Ledün ilmi ve sahasına giren meselelerin sırrını/gizemini kavrayabilmek için şu noktalara yoğunlaşmak gerekir:
* Yüce Yaratıcı, Mukaddir isminin gereği atomaltı parçacıklardan kâinatın bütününe kadar her şeyi takdir etmiş, her şeye bir ölçü getirmiş, her şeye bir prensip, kanun koymuştur. Bu kanunlar kâinatın bir ucunden diğer ucuna dek geçerlidir ve aynıdır. Bu aynı zamanda Onun Ehadiyet ve Vahidiyet isimlerinin yansımalarıdır.
* Kâinat denen tabiattaki bütün hâdiseler bu kanunlar çerçevesinde, hikmet ve sebepler dâiresinde cereyan eder.
* İnsan küçük bir kâinat, kâinat büyük bir insandır. Kâinatta ne kadar biyo-elektro-manyetik enerji boyutları, element ve unsurlar varsa; insanda da mevcuttur. Hattâ, insanda melekî, cinnî, şeytânî, nebâtî (bitkisel), madenî, unsûrî bütün özellikler mevcuttur. Hangisini isterse, o cephesini geliştirir.
* Kainat tek bir vücuttur, bir canlıdır. Tıpkı insan gibi. Hayatı var, ruhu var, hisseder, tepki verir. Rûhunu tekâmül, duygularını konntrol edebilen makro düzeydeki bu enerji boyutları ve âlemlerle irtibata geçip istifâde edebilir. İnsan bu yönüyle de keşfedilmeyi bekleyen gayblar âlemidir. Kendisini bilen, öğrenmeye çalışan, bu sistem hakkında bilgi sahibi olur.

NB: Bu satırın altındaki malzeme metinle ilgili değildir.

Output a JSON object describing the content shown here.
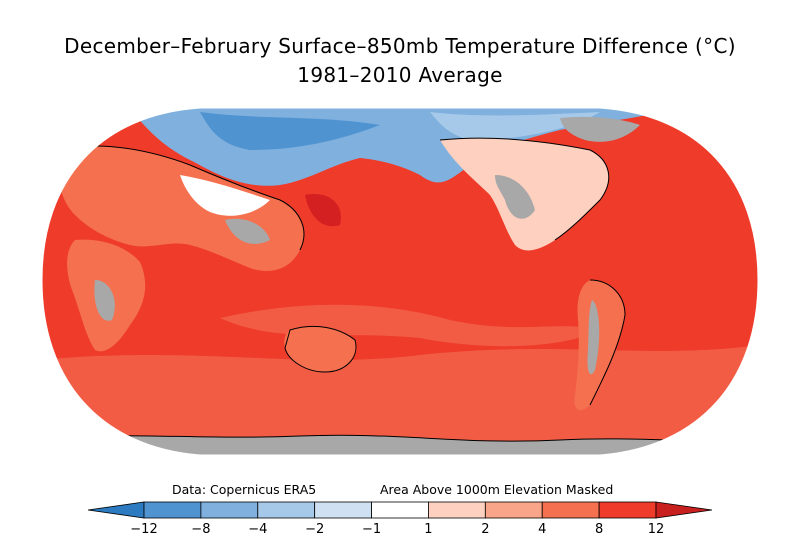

* Allah’ın koyduğu kanunlar araştırıldığı, incelendiği, öğrenildiği ve onlara uyulduğu nisbette tekâmül edilir, mutlu ve huzûr yakalanır.
* Tabiat kanunlarının iç boyutu, batını, hâdiselerin metafizik bağlantıları gaybtır. Ledün ilmi, bu âlemlerin sırlarına, inceliklerine, derinliklerine ait mânevî, özel bir bilgidir ve vehbîdir. Doğuştan, çalışmakla kazanılmayıp Allah’ın (cc) lütfuyla dilediğine hibe etmesidir. Gayet tabiî ki, vehbî ilmine istihkak kesbedecek ve kaldıracak rûhî bir tekâmül/olgunluk gereklidir.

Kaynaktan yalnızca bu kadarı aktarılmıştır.